The field of ECE, including the provision of care and education to infants and toddlers (ages birth to 30 months old), is going through major pedagogical, structural, and policy changes at the federal and provincial levels. In 2021, the federal government announced its commitment to forming a national childcare system recognizing the importance of childcare and early learning to the well-being of all communities and for the future of Canada. In British Columbia, profound and systemic changes to childcare have been occurring over the past several years.
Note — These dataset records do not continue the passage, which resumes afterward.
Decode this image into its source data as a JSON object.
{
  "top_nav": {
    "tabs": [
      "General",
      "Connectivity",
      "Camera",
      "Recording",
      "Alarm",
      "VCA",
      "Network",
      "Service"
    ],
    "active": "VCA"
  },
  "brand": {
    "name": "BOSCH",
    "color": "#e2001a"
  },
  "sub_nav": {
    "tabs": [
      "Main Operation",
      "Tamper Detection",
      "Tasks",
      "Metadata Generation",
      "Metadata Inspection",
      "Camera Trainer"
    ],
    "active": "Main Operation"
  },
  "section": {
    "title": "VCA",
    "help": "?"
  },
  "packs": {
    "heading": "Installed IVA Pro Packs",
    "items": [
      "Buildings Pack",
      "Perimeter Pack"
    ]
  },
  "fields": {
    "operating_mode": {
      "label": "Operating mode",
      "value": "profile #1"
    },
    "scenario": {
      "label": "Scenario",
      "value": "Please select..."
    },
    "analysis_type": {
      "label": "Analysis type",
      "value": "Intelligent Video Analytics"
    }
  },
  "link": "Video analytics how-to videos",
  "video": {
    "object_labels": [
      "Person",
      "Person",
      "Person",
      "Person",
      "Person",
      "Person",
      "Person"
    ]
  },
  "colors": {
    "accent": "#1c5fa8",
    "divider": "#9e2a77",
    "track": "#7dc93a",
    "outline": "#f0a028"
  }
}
Most notable were the publication of a new Early Learning Framework (2019), the creation of an Early Childhood Pedagogical Network, and the transition of the responsibility for childcare from the Ministry of Children and Family Development to the Ministry of Education (2023).

Common to these changes is a growing understanding that ECE is beyond service for working parents, that the care for infants and toddlers is entailed with values and traditions and, as such, is inevitably rich with ethical and political questions. For example, the new Early Learning Framework draws from current anti-colonial, anti-racist, and environmental justice ECE scholarship. It portrays early childhood centres as inclusive spaces for actively attending to and resisting inequality and oppression. This positions educators as capable practitioners who deepen and extend children’s experiences through innovative curricular projects.

It has become widely recognised that the quality of ECE is inextricably related to the quality of the educational background of the early childhood educator. As such, we focused on curricular design with two main intentions:

  • Students are viewed as active participants in the course. To this end, the content pages were designed to disrupt passive modes of content consumption. Instead, they are organized under “active verbs” that invite students to a cycle of either listening, watching, or reading followed by reflecting and responding. The course invites students into a collaborative dialogue across a range of topics that illustrate the importance of cultivating an engaged, critical educator.
  • The notion of “care” and the ethics of care act as leading concepts that are both philosophical and practical. Students engage with “care” (through readings, videos, podcasts) as a practice that extends beyond the field of ECE; as a practice that is essential for sustaining life on earth.
  • Course assignments and activities, as well as feedback for assignments, aim to reflect the practice of an ethics of care.

Testimonials

Participating in this project was a powerfully enriching co-learning experience. I was humbled by the complexity of course design and my collaborators’ commitment to the creation of a multi-modal, lively, and praxis-oriented course. Thanks to the CTLT for facilitating this generative opportunity for students and faculty to experiment pedagogically together.

— Golda Lewin

I’m deeply grateful to have been a part of a Students as Partners project. Not only was it an enriching and synergizing experience to create a course with both the professor and a peer, but the experience was also an empowering one. It was an opportunity to honour student voices and enable one to shape their peer’s educational experiences in an unprecedented, immediate, and intimate manner.